On 10/19/2021 at about 17h15 users started complaining about performance. An invoice took 10 minutes to print, for example:
Around 19h30 CS contacted me, saying Production had been reporting they couldn’t complete jobs
Around 20h00 Epicor started returning a strange error “Ice.EULK.License”, which does not appear in any documentation, knowledge base or even google as far as I can see. As far as I know we’re all paid up to date on licensing and maintenance.
I was unable to access the license settings in Epicor Admin Console – each time I tried the application crashed.
I did the normal things which made no change (recycle app pool, restart task agent, etc)
I noticed my PreProd application was frozen despite having no users, so deleted it and its DB
Epicor got slower and slower and finally wouldn’t open, neither on the server nor over RDS
Finally both the Windows servers were rebooted, and everything seemed fine
Next morning MRP took from 0100 to 0300 to start, usually takes 7 minutes
MRP took from about 0300 to 0700 to run, usually takes 40 minutes
Enterprise search indexing took 6 hours and then failed
What we’ve found so far
There was a massive data transfer to and from the Database server, ran at 300MB/second up until about 8h00, apparently both before and after the reboot.
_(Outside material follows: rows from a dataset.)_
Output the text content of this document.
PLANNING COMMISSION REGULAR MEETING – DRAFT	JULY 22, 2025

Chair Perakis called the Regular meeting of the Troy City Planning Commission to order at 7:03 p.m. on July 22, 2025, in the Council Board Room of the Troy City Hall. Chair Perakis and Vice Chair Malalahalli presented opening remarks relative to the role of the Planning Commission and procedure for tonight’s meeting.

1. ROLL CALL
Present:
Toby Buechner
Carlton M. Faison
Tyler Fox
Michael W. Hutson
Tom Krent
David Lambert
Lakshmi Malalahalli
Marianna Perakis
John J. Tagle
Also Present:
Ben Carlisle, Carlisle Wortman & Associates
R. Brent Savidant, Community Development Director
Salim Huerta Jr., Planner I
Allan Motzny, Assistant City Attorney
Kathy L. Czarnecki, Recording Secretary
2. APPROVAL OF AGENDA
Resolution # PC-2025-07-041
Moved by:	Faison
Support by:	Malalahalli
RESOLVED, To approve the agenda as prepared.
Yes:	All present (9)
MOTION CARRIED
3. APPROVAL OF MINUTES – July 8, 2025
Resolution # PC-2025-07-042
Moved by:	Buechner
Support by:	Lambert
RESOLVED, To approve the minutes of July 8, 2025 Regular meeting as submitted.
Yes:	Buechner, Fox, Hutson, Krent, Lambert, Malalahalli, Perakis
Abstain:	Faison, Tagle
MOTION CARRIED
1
It seemed very cyclical as if something was failing and retrying, with about 2 minutes on and 2 minutes off, over and over.
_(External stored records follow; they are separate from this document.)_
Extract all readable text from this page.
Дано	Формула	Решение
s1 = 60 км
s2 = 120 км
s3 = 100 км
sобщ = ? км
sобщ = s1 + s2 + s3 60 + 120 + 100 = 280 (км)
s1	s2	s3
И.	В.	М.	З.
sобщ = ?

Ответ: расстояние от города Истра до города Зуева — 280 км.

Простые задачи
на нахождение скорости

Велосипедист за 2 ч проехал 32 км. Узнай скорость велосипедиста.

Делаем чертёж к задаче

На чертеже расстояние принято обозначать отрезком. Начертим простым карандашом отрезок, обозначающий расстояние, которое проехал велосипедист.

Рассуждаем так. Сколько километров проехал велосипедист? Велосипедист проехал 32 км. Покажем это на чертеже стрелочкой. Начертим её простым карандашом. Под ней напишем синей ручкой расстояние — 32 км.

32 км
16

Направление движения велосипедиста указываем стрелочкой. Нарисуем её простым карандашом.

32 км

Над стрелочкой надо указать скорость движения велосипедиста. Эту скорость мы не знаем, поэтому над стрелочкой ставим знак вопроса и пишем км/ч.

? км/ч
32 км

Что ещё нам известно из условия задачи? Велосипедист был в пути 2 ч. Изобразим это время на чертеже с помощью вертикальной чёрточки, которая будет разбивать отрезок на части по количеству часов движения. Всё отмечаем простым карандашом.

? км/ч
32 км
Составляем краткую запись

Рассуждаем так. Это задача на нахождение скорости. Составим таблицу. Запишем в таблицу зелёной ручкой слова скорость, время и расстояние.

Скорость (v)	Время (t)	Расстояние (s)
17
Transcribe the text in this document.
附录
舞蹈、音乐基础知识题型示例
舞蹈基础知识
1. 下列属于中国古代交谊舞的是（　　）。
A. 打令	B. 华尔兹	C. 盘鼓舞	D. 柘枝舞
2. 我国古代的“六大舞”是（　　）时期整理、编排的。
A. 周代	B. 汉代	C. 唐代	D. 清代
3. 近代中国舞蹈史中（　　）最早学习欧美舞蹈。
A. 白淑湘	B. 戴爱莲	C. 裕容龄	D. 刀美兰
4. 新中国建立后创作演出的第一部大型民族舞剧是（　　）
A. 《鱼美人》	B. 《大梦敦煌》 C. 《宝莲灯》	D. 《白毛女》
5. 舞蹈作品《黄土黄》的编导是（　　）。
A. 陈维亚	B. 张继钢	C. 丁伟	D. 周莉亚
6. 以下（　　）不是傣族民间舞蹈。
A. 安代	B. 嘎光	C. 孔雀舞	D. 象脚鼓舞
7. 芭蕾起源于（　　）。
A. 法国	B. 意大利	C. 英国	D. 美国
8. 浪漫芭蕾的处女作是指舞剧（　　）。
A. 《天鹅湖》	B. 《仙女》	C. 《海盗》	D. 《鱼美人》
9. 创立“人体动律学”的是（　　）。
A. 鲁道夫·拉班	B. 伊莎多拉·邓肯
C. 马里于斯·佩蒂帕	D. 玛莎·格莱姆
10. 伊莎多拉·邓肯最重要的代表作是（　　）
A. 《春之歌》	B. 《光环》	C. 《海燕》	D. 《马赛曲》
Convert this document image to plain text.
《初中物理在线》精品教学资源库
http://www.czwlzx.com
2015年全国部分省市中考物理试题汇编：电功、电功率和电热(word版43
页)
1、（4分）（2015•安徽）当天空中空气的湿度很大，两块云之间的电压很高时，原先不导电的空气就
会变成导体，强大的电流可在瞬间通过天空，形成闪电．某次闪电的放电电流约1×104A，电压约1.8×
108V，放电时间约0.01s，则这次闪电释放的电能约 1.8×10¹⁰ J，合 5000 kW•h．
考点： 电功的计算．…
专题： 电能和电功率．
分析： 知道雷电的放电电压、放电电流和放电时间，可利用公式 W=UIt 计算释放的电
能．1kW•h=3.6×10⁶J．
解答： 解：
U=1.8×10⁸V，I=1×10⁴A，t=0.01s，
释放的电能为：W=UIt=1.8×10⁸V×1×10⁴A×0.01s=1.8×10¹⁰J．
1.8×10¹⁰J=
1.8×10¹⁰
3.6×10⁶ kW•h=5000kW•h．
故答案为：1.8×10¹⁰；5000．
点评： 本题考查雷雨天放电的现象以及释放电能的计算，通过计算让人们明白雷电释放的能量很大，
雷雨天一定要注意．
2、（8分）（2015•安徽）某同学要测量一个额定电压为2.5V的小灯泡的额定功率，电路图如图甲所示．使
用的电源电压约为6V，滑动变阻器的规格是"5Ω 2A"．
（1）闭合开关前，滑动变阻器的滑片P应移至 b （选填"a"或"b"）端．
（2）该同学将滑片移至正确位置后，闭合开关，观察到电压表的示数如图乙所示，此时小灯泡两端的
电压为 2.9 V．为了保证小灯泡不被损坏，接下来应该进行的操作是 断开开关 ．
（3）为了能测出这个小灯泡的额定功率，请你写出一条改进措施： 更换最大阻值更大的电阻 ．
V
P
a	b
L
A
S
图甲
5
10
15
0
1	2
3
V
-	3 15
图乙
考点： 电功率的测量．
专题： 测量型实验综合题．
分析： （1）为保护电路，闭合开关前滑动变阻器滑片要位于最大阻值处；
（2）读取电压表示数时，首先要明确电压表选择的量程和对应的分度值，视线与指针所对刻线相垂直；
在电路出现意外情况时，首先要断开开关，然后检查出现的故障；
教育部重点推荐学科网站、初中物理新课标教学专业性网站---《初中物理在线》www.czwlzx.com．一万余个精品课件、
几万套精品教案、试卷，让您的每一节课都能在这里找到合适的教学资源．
Not sure when it started but it appears to be since about 17h00 on 10/19
We have not been able to find out why or where. Our DB server is behind a Meraki firewall with no ports open to the WAN. We have people using a few excel tools with read-only DB access, but they’re simple 1 or 2 table queries. Nobody is using API.
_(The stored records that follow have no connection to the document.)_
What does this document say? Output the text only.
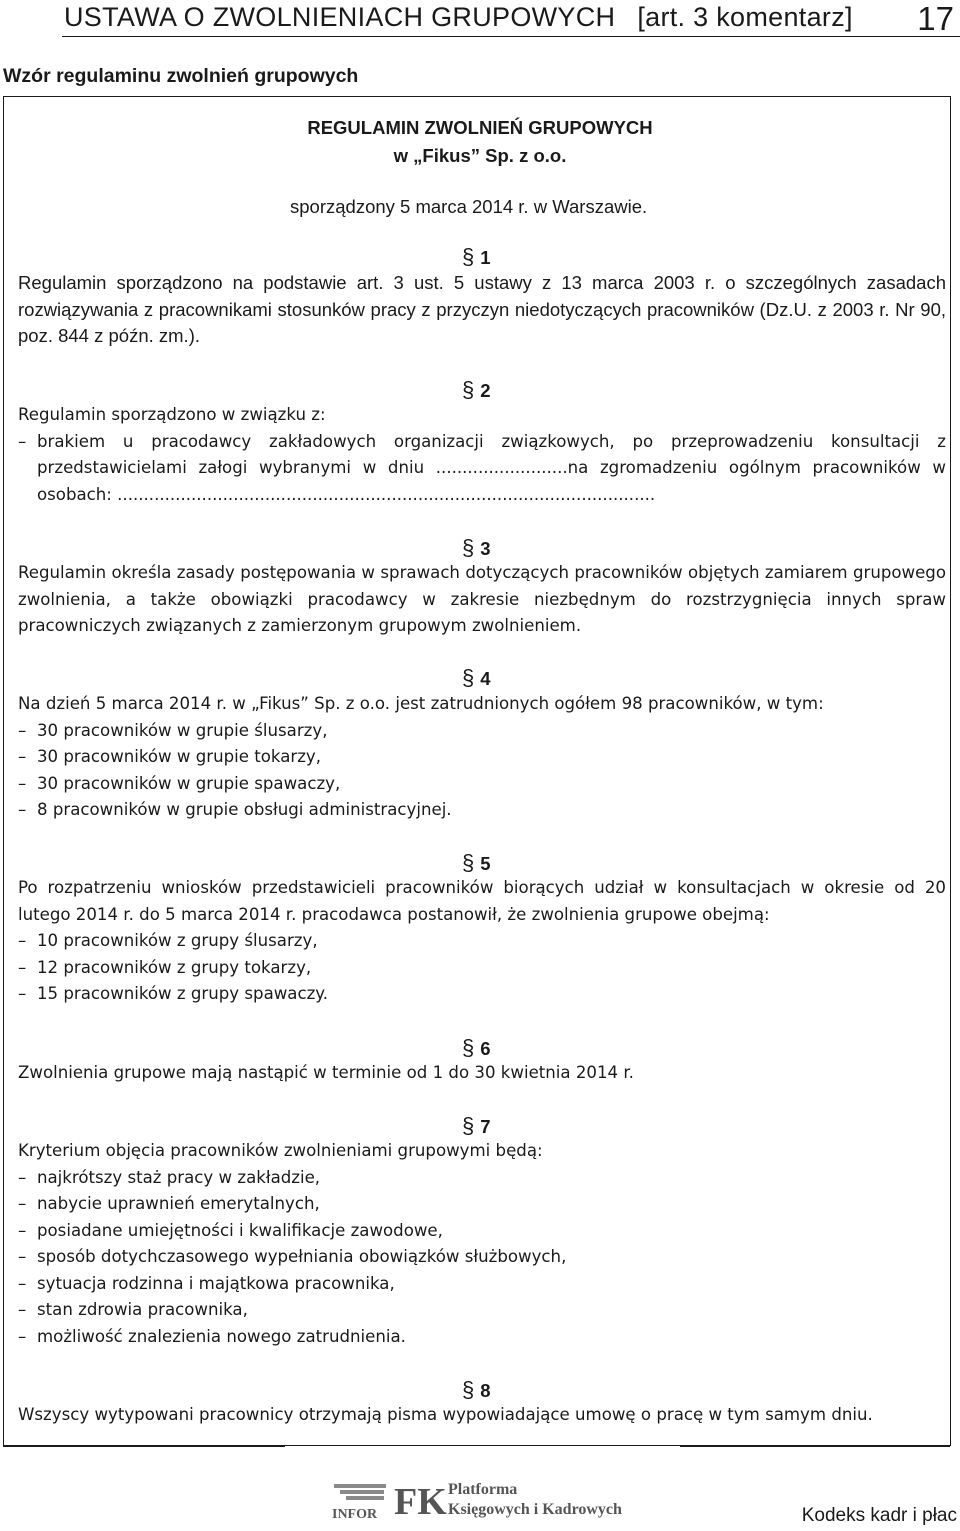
USTAWA O ZWOLNIENIACH GRUPOWYCH [art. 3 komentarz] 17
Wzór regulaminu zwolnień grupowych
REGULAMIN ZWOLNIEŃ GRUPOWYCH
w „Fikus” Sp. z o.o.
sporządzony 5 marca 2014 r. w Warszawie.
§ 1
Regulamin sporządzono na podstawie art. 3 ust. 5 ustawy z 13 marca 2003 r. o szczególnych zasadach rozwiązywania z pracownikami stosunków pracy z przyczyn niedotyczących pracowników (Dz.U. z 2003 r. Nr 90, poz. 844 z późn. zm.).
§ 2
Regulamin sporządzono w związku z:
– brakiem u pracodawcy zakładowych organizacji związkowych, po przeprowadzeniu konsultacji z przedstawicielami załogi wybranymi w dniu .........................na zgromadzeniu ogólnym pracowników w osobach: ......................................................................................................
§ 3
Regulamin określa zasady postępowania w sprawach dotyczących pracowników objętych zamiarem grupowego zwolnienia, a także obowiązki pracodawcy w zakresie niezbędnym do rozstrzygnięcia innych spraw pracowniczych związanych z zamierzonym grupowym zwolnieniem.
§ 4
Na dzień 5 marca 2014 r. w „Fikus” Sp. z o.o. jest zatrudnionych ogółem 98 pracowników, w tym:
– 30 pracowników w grupie ślusarzy,
– 30 pracowników w grupie tokarzy,
– 30 pracowników w grupie spawaczy,
– 8 pracowników w grupie obsługi administracyjnej.
§ 5
Po rozpatrzeniu wniosków przedstawicieli pracowników biorących udział w konsultacjach w okresie od 20 lutego 2014 r. do 5 marca 2014 r. pracodawca postanowił, że zwolnienia grupowe obejmą:
– 10 pracowników z grupy ślusarzy,
– 12 pracowników z grupy tokarzy,
– 15 pracowników z grupy spawaczy.
§ 6
Zwolnienia grupowe mają nastąpić w terminie od 1 do 30 kwietnia 2014 r.
§ 7
Kryterium objęcia pracowników zwolnieniami grupowymi będą:
– najkrótszy staż pracy w zakładzie,
– nabycie uprawnień emerytalnych,
– posiadane umiejętności i kwalifikacje zawodowe,
– sposób dotychczasowego wypełniania obowiązków służbowych,
– sytuacja rodzinna i majątkowa pracownika,
– stan zdrowia pracownika,
– możliwość znalezienia nowego zatrudnienia.
§ 8
Wszyscy wytypowani pracownicy otrzymają pisma wypowiadające umowę o pracę w tym samym dniu.
INFOR FK Platforma
Księgowych i Kadrowych	Kodeks kadr i płac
At 17h15 there was a Windows error that seems unrelated, google update couldn’t run. The only google anything on that server is chrome.
When I rebooted I got this:
Our DB is about 160 GB; transaction logs (Full recovery) usually are around 10 Gb and they exploded to 185 GB
The “Enterprise search” database seemed corrupted, and we couldn’t even get its properties. We dropped it and rebuilt it. It took 3 hours as normal. Around the 2-hour mark, a data transfer of 300-400 MB/sec occurred. We don’t have the equipment to see where. It stopped after about 45 minutes, pulsing as before.
Last night, MRP ran in 40 minutes, and search indexed in 3 hours with no errors.
Everything seems ok now; but what on earth?
In my mind things like this have to be:
- Somebody legitimately making DB calls (but that would usually be me, and nothing this big)
- Hardware failure (but everything checks out)
- theft (but building and network still appear secure, and why steal data in such a dumb way?)
- bitcoin mining (but then CPU would go nuts, and it didn’t)
- attempted denial of service (but from within the network?)
Some other malicious intent? I don’t know enough about this stuff.